Bir yaşıma daha girdim
Koşulsuz sevildiğim sıcak ana kucağından ayrılıp, ellere karıştığımda, dünyanın geri kalanının sevgi kırıntısına bile muhtaç olduğunu görüp şaşırdım, bir yaşıma daha girdim.
İnsanın insana, insanın hayvana, insanın toprağa ettiği karşısında hayrete düşüp, bir yaşıma daha girdim.
Şişme botlarda, denizin ortasında, anasının kucağında bebeler gördüm. Botları patlatılınca evladını tutamayıp, çaresiz denize bırakan analar gördüm, bir yaşıma daha girdim.
Nişanını yaptığı, evini dizip düğün gününü beklediği gencecik fidanını tutamayıp toprağa veren analar gördüm. Acıyı aklım almadı, bir yaşıma daha girdim.
Gözümün önünden geçen tüm felaketlere, acılara rağmen yemek yiyebildiğimi, uyku uyuyabildiğimi gördüm. Kalbimin taşlaşması karşısında bir yaşıma daha girdim.
Yalanın pembesini, beyazını, siyahını görünce değil ama, söyleyebilince kendime de şaşırdım; bir yaşıma daha girdim.
Para için yapılanları, para için yapabilecek olduklarımı, makamı, mevkiyi, çıkarı, adam kayırmayı, enişteciliği gördüm, bir yaşıma daha girdim.
“Ben en çok anne olmayı sevdim” diyen kadınların boş ve amaçsız olduğunu düşünürken; anne olunca annelikten daha sevilmeye değer hiçbir şey olmadığını anlayıp, nedamet getirdim.

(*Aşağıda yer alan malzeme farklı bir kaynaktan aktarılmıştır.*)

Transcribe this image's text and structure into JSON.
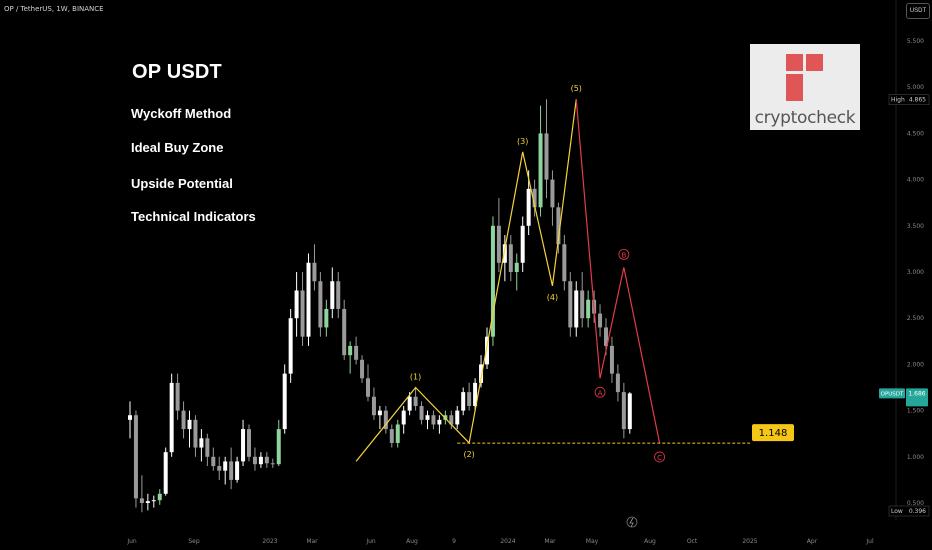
{
  "header": {
    "symbol_line": "OP / TetherUS, 1W, BINANCE",
    "currency_tag": "USDT"
  },
  "overlay": {
    "title": "OP USDT",
    "topics": [
      "Wyckoff Method",
      "Ideal Buy Zone",
      "Upside Potential",
      "Technical Indicators"
    ],
    "logo_text": "cryptocheck"
  },
  "price_axis": {
    "ticks": [
      "5.500",
      "5.000",
      "4.500",
      "4.000",
      "3.500",
      "3.000",
      "2.500",
      "2.000",
      "1.500",
      "1.000",
      "0.500"
    ],
    "high_label": "High",
    "high_value": "4.865",
    "low_label": "Low",
    "low_value": "0.396",
    "current_label": "OPUSDT",
    "current_value": "1.686"
  },
  "colors": {
    "background": "#000000",
    "up_candle": "#ffffff",
    "up_candle_green": "#8fd49a",
    "down_candle": "#9a9a9a",
    "impulse_wave": "#f7d23a",
    "correction_wave": "#e23b4a",
    "support_line": "#f5c518",
    "current_price_tag": "#26a69a"
  },
  "chart_data": {
    "type": "candlestick",
    "x_ticks": [
      "Jun",
      "Sep",
      "2023",
      "Mar",
      "Jun",
      "Aug",
      "9",
      "2024",
      "Mar",
      "May",
      "Aug",
      "Oct",
      "2025",
      "Apr",
      "Jul"
    ],
    "y_range": [
      0.3,
      5.8
    ],
    "y_ticks": [
      0.5,
      1.0,
      1.5,
      2.0,
      2.5,
      3.0,
      3.5,
      4.0,
      4.5,
      5.0,
      5.5
    ],
    "candles": [
      [
        1.4,
        1.6,
        1.2,
        1.45
      ],
      [
        1.45,
        1.5,
        0.45,
        0.55
      ],
      [
        0.55,
        0.8,
        0.4,
        0.5
      ],
      [
        0.5,
        0.6,
        0.42,
        0.52
      ],
      [
        0.52,
        0.58,
        0.45,
        0.53
      ],
      [
        0.53,
        0.65,
        0.48,
        0.6
      ],
      [
        0.6,
        1.1,
        0.58,
        1.05
      ],
      [
        1.05,
        1.9,
        1.0,
        1.8
      ],
      [
        1.8,
        1.9,
        1.4,
        1.5
      ],
      [
        1.5,
        1.6,
        1.2,
        1.3
      ],
      [
        1.3,
        1.5,
        1.1,
        1.4
      ],
      [
        1.4,
        1.45,
        1.0,
        1.1
      ],
      [
        1.1,
        1.3,
        0.95,
        1.2
      ],
      [
        1.2,
        1.25,
        0.9,
        1.0
      ],
      [
        1.0,
        1.1,
        0.85,
        0.9
      ],
      [
        0.9,
        1.0,
        0.75,
        0.85
      ],
      [
        0.85,
        1.0,
        0.7,
        0.95
      ],
      [
        0.95,
        1.1,
        0.65,
        0.75
      ],
      [
        0.75,
        1.0,
        0.72,
        0.95
      ],
      [
        0.95,
        1.4,
        0.9,
        1.3
      ],
      [
        1.3,
        1.35,
        0.95,
        1.0
      ],
      [
        1.0,
        1.1,
        0.85,
        0.92
      ],
      [
        0.92,
        1.05,
        0.88,
        1.0
      ],
      [
        1.0,
        1.05,
        0.88,
        0.93
      ],
      [
        0.93,
        0.98,
        0.88,
        0.92
      ],
      [
        0.92,
        1.4,
        0.9,
        1.3
      ],
      [
        1.3,
        2.0,
        1.25,
        1.9
      ],
      [
        1.9,
        2.6,
        1.8,
        2.5
      ],
      [
        2.5,
        3.0,
        2.3,
        2.8
      ],
      [
        2.8,
        3.0,
        2.2,
        2.3
      ],
      [
        2.3,
        3.2,
        2.2,
        3.1
      ],
      [
        3.1,
        3.3,
        2.8,
        2.9
      ],
      [
        2.9,
        3.0,
        2.3,
        2.4
      ],
      [
        2.4,
        2.7,
        2.3,
        2.6
      ],
      [
        2.6,
        3.05,
        2.5,
        2.9
      ],
      [
        2.9,
        3.0,
        2.5,
        2.6
      ],
      [
        2.6,
        2.7,
        2.05,
        2.1
      ],
      [
        2.1,
        2.25,
        1.9,
        2.2
      ],
      [
        2.2,
        2.3,
        2.0,
        2.05
      ],
      [
        2.05,
        2.1,
        1.8,
        1.85
      ],
      [
        1.85,
        2.0,
        1.6,
        1.65
      ],
      [
        1.65,
        1.75,
        1.4,
        1.45
      ],
      [
        1.45,
        1.55,
        1.3,
        1.5
      ],
      [
        1.5,
        1.55,
        1.25,
        1.3
      ],
      [
        1.3,
        1.35,
        1.1,
        1.15
      ],
      [
        1.15,
        1.4,
        1.1,
        1.35
      ],
      [
        1.35,
        1.55,
        1.25,
        1.5
      ],
      [
        1.5,
        1.7,
        1.45,
        1.65
      ],
      [
        1.65,
        1.75,
        1.5,
        1.55
      ],
      [
        1.55,
        1.6,
        1.35,
        1.4
      ],
      [
        1.4,
        1.5,
        1.3,
        1.45
      ],
      [
        1.45,
        1.5,
        1.3,
        1.35
      ],
      [
        1.35,
        1.45,
        1.25,
        1.4
      ],
      [
        1.4,
        1.5,
        1.35,
        1.45
      ],
      [
        1.45,
        1.5,
        1.3,
        1.35
      ],
      [
        1.35,
        1.55,
        1.3,
        1.5
      ],
      [
        1.5,
        1.75,
        1.45,
        1.7
      ],
      [
        1.7,
        1.8,
        1.5,
        1.55
      ],
      [
        1.55,
        1.85,
        1.5,
        1.8
      ],
      [
        1.8,
        2.1,
        1.75,
        2.0
      ],
      [
        2.0,
        2.4,
        1.95,
        2.3
      ],
      [
        2.3,
        3.6,
        2.2,
        3.5
      ],
      [
        3.5,
        3.8,
        3.0,
        3.1
      ],
      [
        3.1,
        3.4,
        2.9,
        3.3
      ],
      [
        3.3,
        3.4,
        2.9,
        3.0
      ],
      [
        3.0,
        3.2,
        2.8,
        3.1
      ],
      [
        3.1,
        3.6,
        3.0,
        3.5
      ],
      [
        3.5,
        4.1,
        3.4,
        3.9
      ],
      [
        3.9,
        4.0,
        3.6,
        3.7
      ],
      [
        3.7,
        4.8,
        3.6,
        4.5
      ],
      [
        4.5,
        4.87,
        3.8,
        4.0
      ],
      [
        4.0,
        4.1,
        3.5,
        3.7
      ],
      [
        3.7,
        3.75,
        3.2,
        3.3
      ],
      [
        3.3,
        3.4,
        2.8,
        2.9
      ],
      [
        2.9,
        3.0,
        2.3,
        2.4
      ],
      [
        2.4,
        2.9,
        2.3,
        2.8
      ],
      [
        2.8,
        3.0,
        2.4,
        2.5
      ],
      [
        2.5,
        2.8,
        2.4,
        2.7
      ],
      [
        2.7,
        2.8,
        2.45,
        2.55
      ],
      [
        2.55,
        2.65,
        2.3,
        2.4
      ],
      [
        2.4,
        2.5,
        2.1,
        2.2
      ],
      [
        2.2,
        2.3,
        1.8,
        1.9
      ],
      [
        1.9,
        2.0,
        1.6,
        1.7
      ],
      [
        1.7,
        1.8,
        1.2,
        1.3
      ],
      [
        1.3,
        1.7,
        1.25,
        1.686
      ]
    ],
    "impulse_wave": {
      "labels": [
        "(1)",
        "(2)",
        "(3)",
        "(4)",
        "(5)"
      ],
      "points": [
        [
          38,
          0.95
        ],
        [
          48,
          1.75
        ],
        [
          57,
          1.15
        ],
        [
          66,
          4.3
        ],
        [
          71,
          2.85
        ],
        [
          75,
          4.87
        ]
      ]
    },
    "correction_wave": {
      "labels": [
        "A",
        "B",
        "C"
      ],
      "points": [
        [
          75,
          4.87
        ],
        [
          79,
          1.85
        ],
        [
          83,
          3.05
        ],
        [
          89,
          1.15
        ]
      ]
    },
    "support_level": {
      "value": 1.148,
      "label": "1.148"
    },
    "annotations": [
      "(1)",
      "(2)",
      "(3)",
      "(4)",
      "(5)",
      "A",
      "B",
      "C"
    ]
  }
}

Bir yaşıma daha girdim.
Özünde dünyanın kötülüğünü barındırabilen insanoğlunun, minicikken ne kadar masum ne kadar sevilesi, uğrunda ölünesi olduğunu keşfedip evladıma sarıldım. Bir insanı canımdan çok sevebildiğime hayret ettim, bir yaşıma daha girdim.
Hiçbir şeye çok şaşırmamayı, çok üzülüp, çok da sevinmemeyi öğrendim sonra… Şimdi ise her şeye coşkuyla şaşırıp, çocuklar gibi sevinip, ayaklarımı yere vura vura şımarıkça ağlamayı özlediğim yaşlardayım.
Böyle böyle büyüdüm ben.
Şu yazıyı gören birçok kişi, bir şekilde hayatıma dokundu. Kimini çok sevdim, kimini Allah sevsin. Buralardan bir Ayça geçiyor, bilin istedim.